While the initiative traces its roots to the early days of the pandemic, Combes sees potential far beyond COVID-19. "It really jump-started a lot of interesting diagnostic use cases on AWS that are multiomic," including public health surveillance, early detection of diseases, and rapid test development, he said. "There's a lot of … expanded efforts into virology and the use of genomics in virology research."

Combes said that the pandemic has changed how customers in genomics approach the cloud. "It's not just capability but recognition of the ease of acquiring high-powered resources," as well as cost savings over investing in high-performance computing infrastructure, he said.

The cloud, of course, supported all the remote collaboration on "virtual desktops" necessitated by office and lab closures, but that is true across all industries that AWS serves, Combes noted.

From Amazon's perspective, COVID-19 has also triggered decentralization of laboratories, which Combes said he expects to remain after the pandemic is over. "A lot of larger labs that had been centralized in a single location really diversified a lot of their work across smaller locations that were able to remain open and do direct work" with proper social distancing, he said. "That meant that a lot of data consolidation and analysis took place on AWS as a result."

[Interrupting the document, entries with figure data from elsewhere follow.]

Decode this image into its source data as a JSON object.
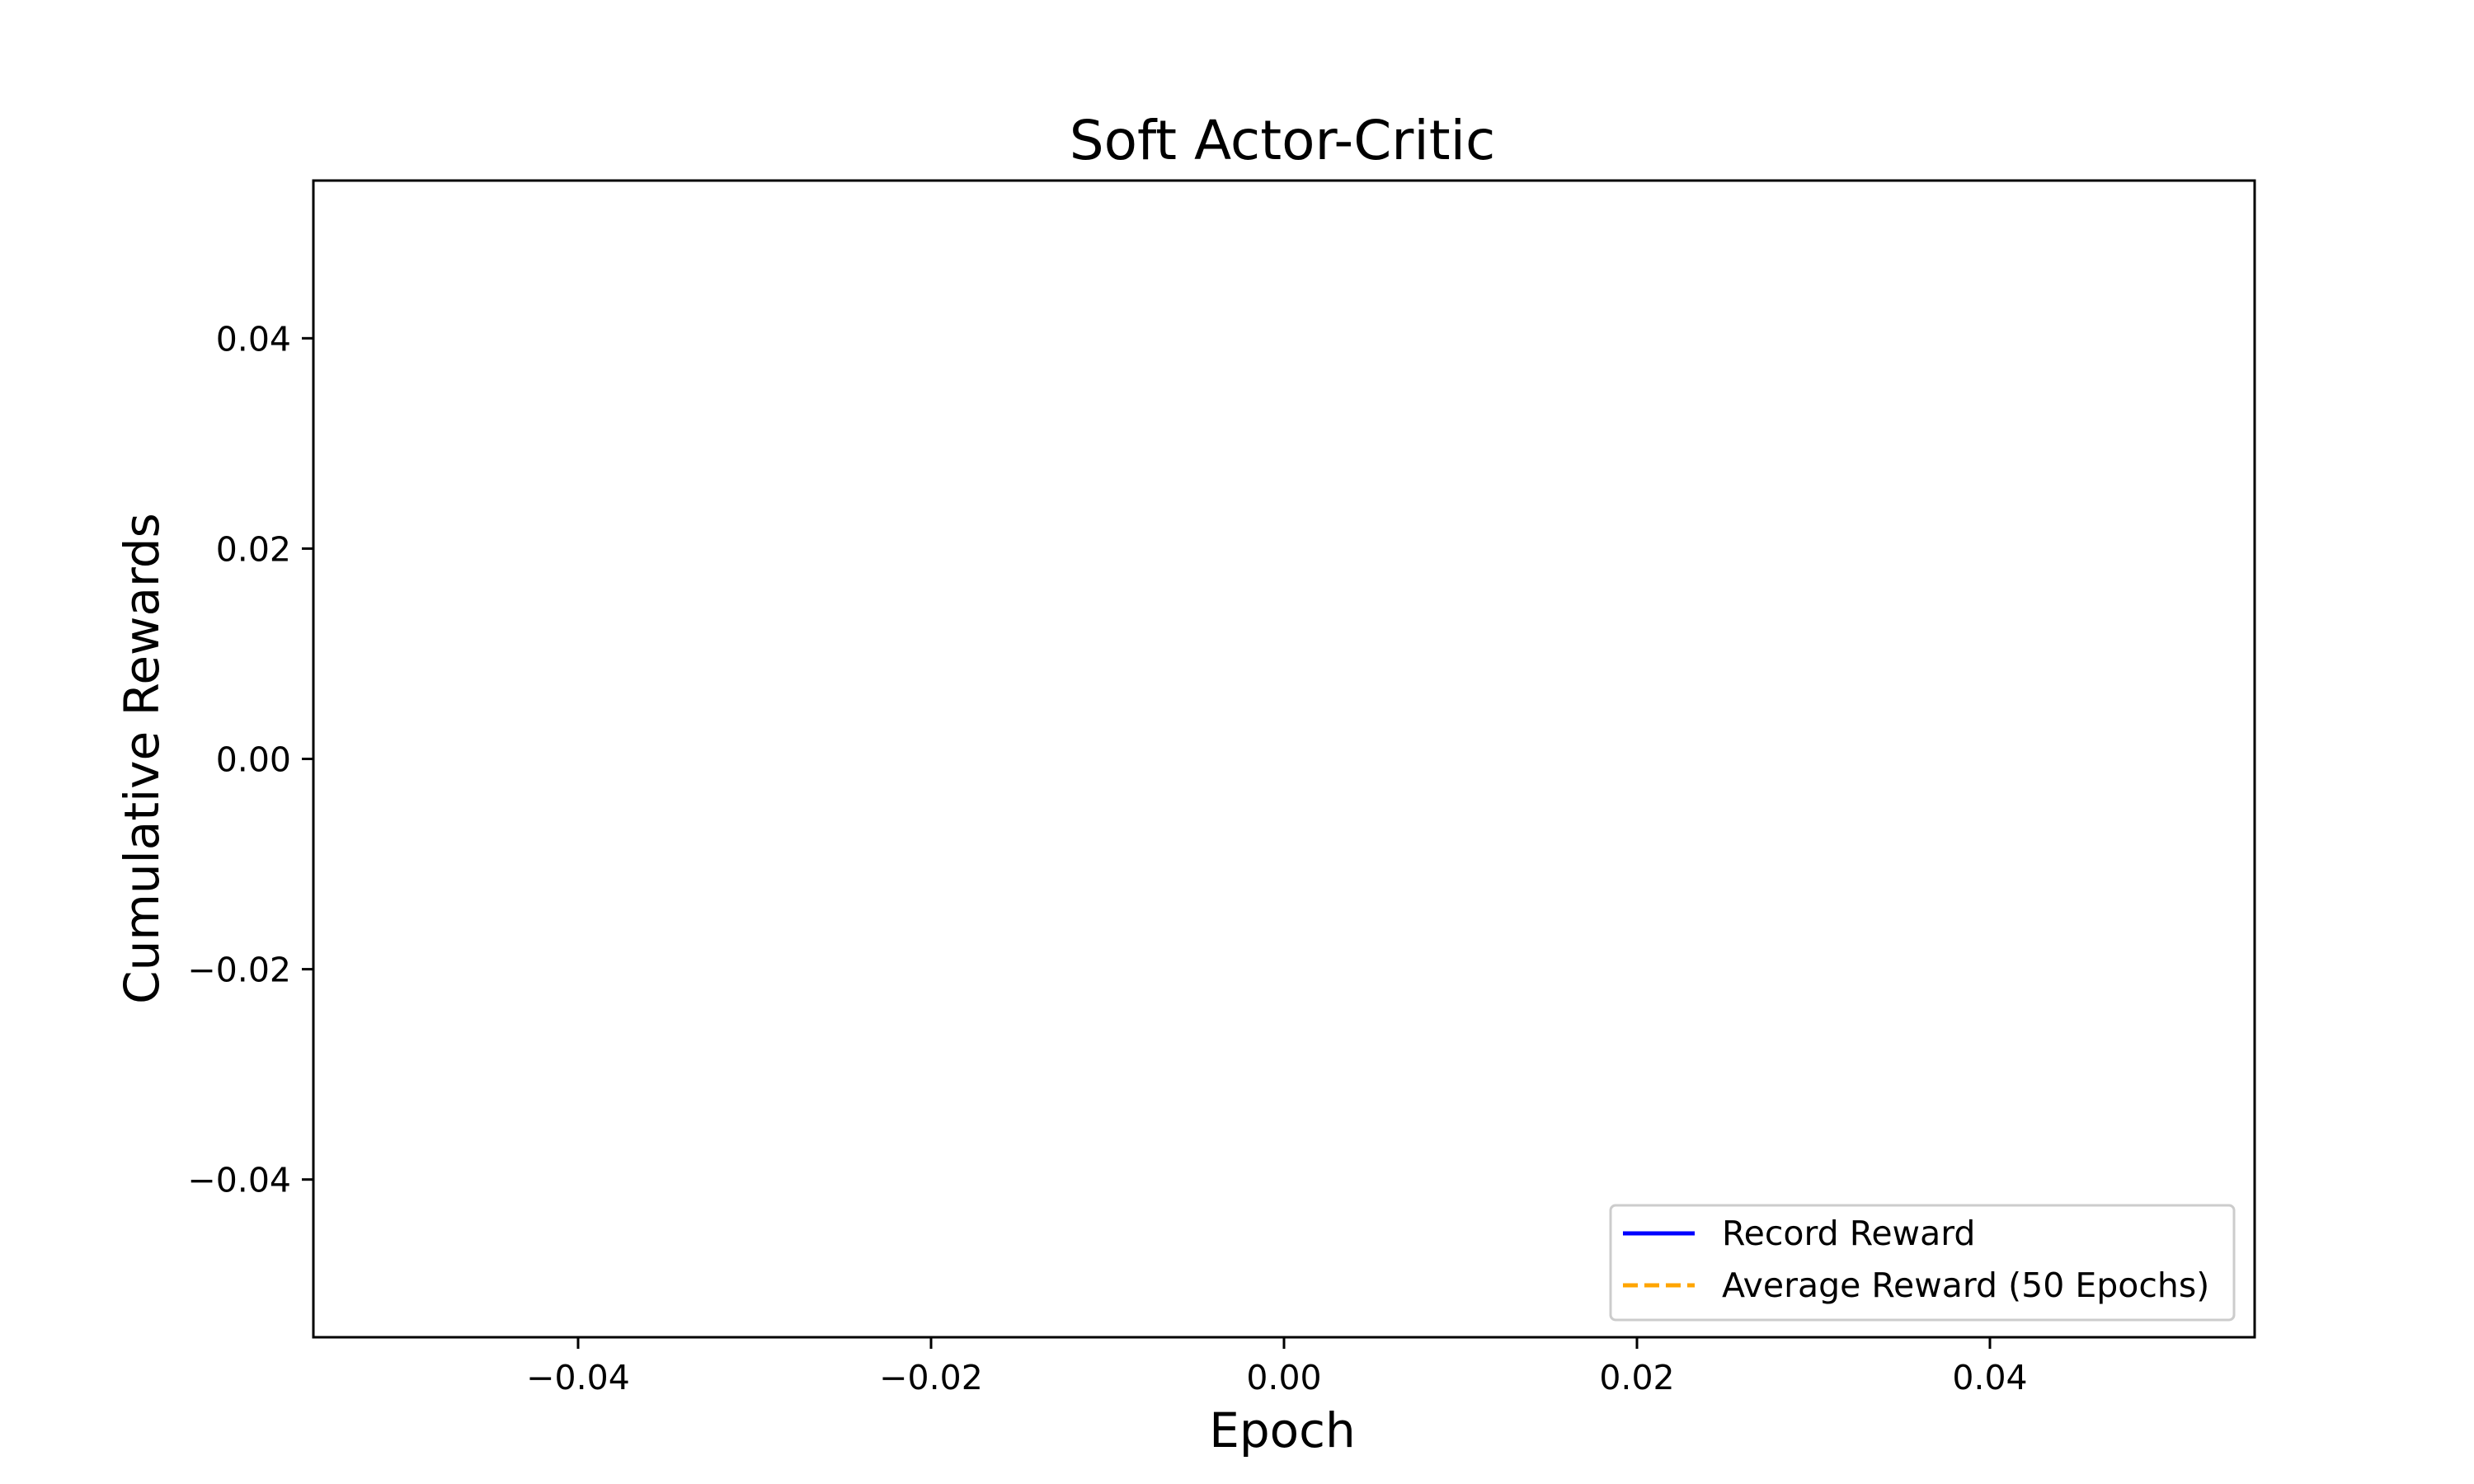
{
  "chart_data": {
    "type": "line",
    "title": "Soft Actor-Critic",
    "xlabel": "Epoch",
    "ylabel": "Cumulative Rewards",
    "xlim": [
      -0.055,
      0.055
    ],
    "ylim": [
      -0.055,
      0.055
    ],
    "x_ticks": [
      "−0.04",
      "−0.02",
      "0.00",
      "0.02",
      "0.04"
    ],
    "x_tick_values": [
      -0.04,
      -0.02,
      0.0,
      0.02,
      0.04
    ],
    "y_ticks": [
      "−0.04",
      "−0.02",
      "0.00",
      "0.02",
      "0.04"
    ],
    "y_tick_values": [
      -0.04,
      -0.02,
      0.0,
      0.02,
      0.04
    ],
    "grid": false,
    "legend_position": "lower-right",
    "series": [
      {
        "name": "Record Reward",
        "color": "#0000ff",
        "style": "solid",
        "x": [],
        "y": []
      },
      {
        "name": "Average Reward (50 Epochs)",
        "color": "#ffa500",
        "style": "dashed",
        "x": [],
        "y": []
      }
    ]
  }
}
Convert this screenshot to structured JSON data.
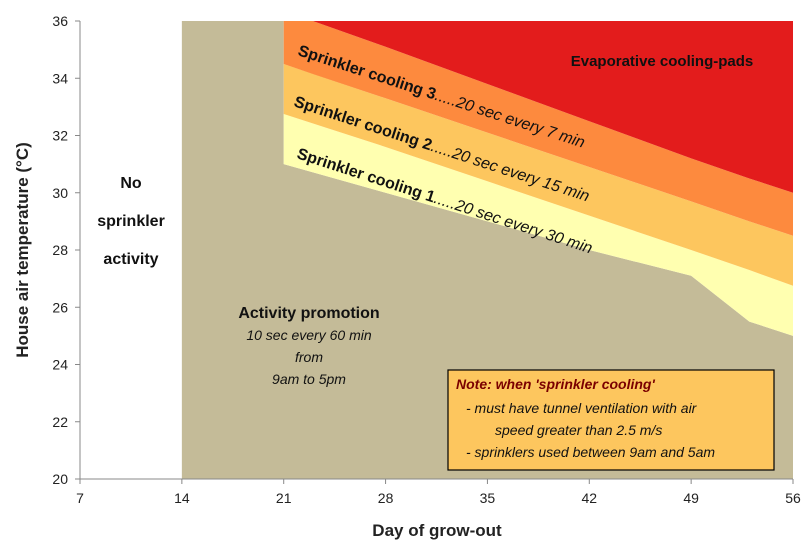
{
  "chart_data": {
    "type": "area",
    "x_label": "Day of grow-out",
    "y_label": "House air temperature (°C)",
    "xlim": [
      7,
      56
    ],
    "xticks": [
      7,
      14,
      21,
      28,
      35,
      42,
      49,
      56
    ],
    "ylim": [
      20,
      36
    ],
    "yticks": [
      20,
      22,
      24,
      26,
      28,
      30,
      32,
      34,
      36
    ],
    "regions": [
      {
        "label": "Activity promotion",
        "detail": [
          "10 sec every 60 min",
          "from",
          "9am to 5pm"
        ],
        "color": "#c4bb98",
        "x": [
          14,
          21,
          21,
          28,
          35,
          42,
          49,
          53,
          56
        ],
        "upper": [
          36,
          36,
          31,
          30,
          29,
          28,
          27.1,
          25.5,
          25
        ],
        "lower": [
          20,
          20,
          20,
          20,
          20,
          20,
          20,
          20,
          20
        ]
      },
      {
        "label": "Sprinkler cooling 1",
        "detail": [
          ".....20 sec every 30 min"
        ],
        "color": "#ffffb0",
        "x": [
          21,
          28,
          35,
          42,
          49,
          53,
          56
        ],
        "upper": [
          32.75,
          31.6,
          30.4,
          29.2,
          28,
          27.3,
          26.75
        ],
        "lower": [
          31,
          30,
          29,
          28,
          27.1,
          25.5,
          25
        ]
      },
      {
        "label": "Sprinkler cooling 2",
        "detail": [
          ".....20 sec every 15 min"
        ],
        "color": "#fdc65e",
        "x": [
          21,
          28,
          35,
          42,
          49,
          53,
          56
        ],
        "upper": [
          34.5,
          33.3,
          32.1,
          30.9,
          29.7,
          29,
          28.5
        ],
        "lower": [
          32.75,
          31.6,
          30.4,
          29.2,
          28,
          27.3,
          26.75
        ]
      },
      {
        "label": "Sprinkler cooling 3",
        "detail": [
          ".....20 sec every 7 min"
        ],
        "color": "#fd8a3e",
        "x": [
          21,
          23,
          28,
          35,
          42,
          49,
          53,
          56
        ],
        "upper": [
          36,
          36,
          35.1,
          33.8,
          32.5,
          31.2,
          30.5,
          30
        ],
        "lower": [
          34.5,
          34.15,
          33.3,
          32.1,
          30.9,
          29.7,
          29,
          28.5
        ]
      },
      {
        "label": "Evaporative cooling-pads",
        "detail": [],
        "color": "#e31c1c",
        "x": [
          23,
          28,
          35,
          42,
          49,
          53,
          56
        ],
        "upper": [
          36,
          36,
          36,
          36,
          36,
          36,
          36
        ],
        "lower": [
          36,
          35.1,
          33.8,
          32.5,
          31.2,
          30.5,
          30
        ]
      }
    ],
    "no_activity_label": [
      "No",
      "sprinkler",
      "activity"
    ],
    "note": {
      "title": "Note: when 'sprinkler cooling'",
      "lines": [
        "- must have tunnel ventilation with air",
        "speed greater than 2.5 m/s",
        "- sprinklers used between 9am and 5am"
      ]
    }
  }
}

Another growth area is related to the Amazon Registry of Open Data, a collection of public-domain datasets across multiple industries that AWS has made available on its cloud based on requests from customers. This collection includes the Genome Aggregation Database, the Cancer Genome Atlas, and the Sequence Read Archive. Combes said that the number of genomics-focused data in the registry has grown tenfold in the last year.

"I think what we're seeing now is the combination of two other things, the dramatic increase in dataset size … and the need for those to be leveraged in a lot of advanced research programs," Combes said.

He said he expects the future to call for "greater and greater focus on aggregating larger and larger datasets and cross-utilization between research applications."

Combes also mentioned the liquid biopsy cancer test of Grail, a company Amazon has invested in. Grail is expanding to about 50 cancers through its Galleri screening test that is set to launch this year.

Going forward, users in genomics and molecular diagnostics can expect additional enhancements from AWS that are tailored to their work. "I think what you'll begin to see are [software] tools that make AWS easier to use, more accessible in this space for researchers and clinicians alike," Combes said.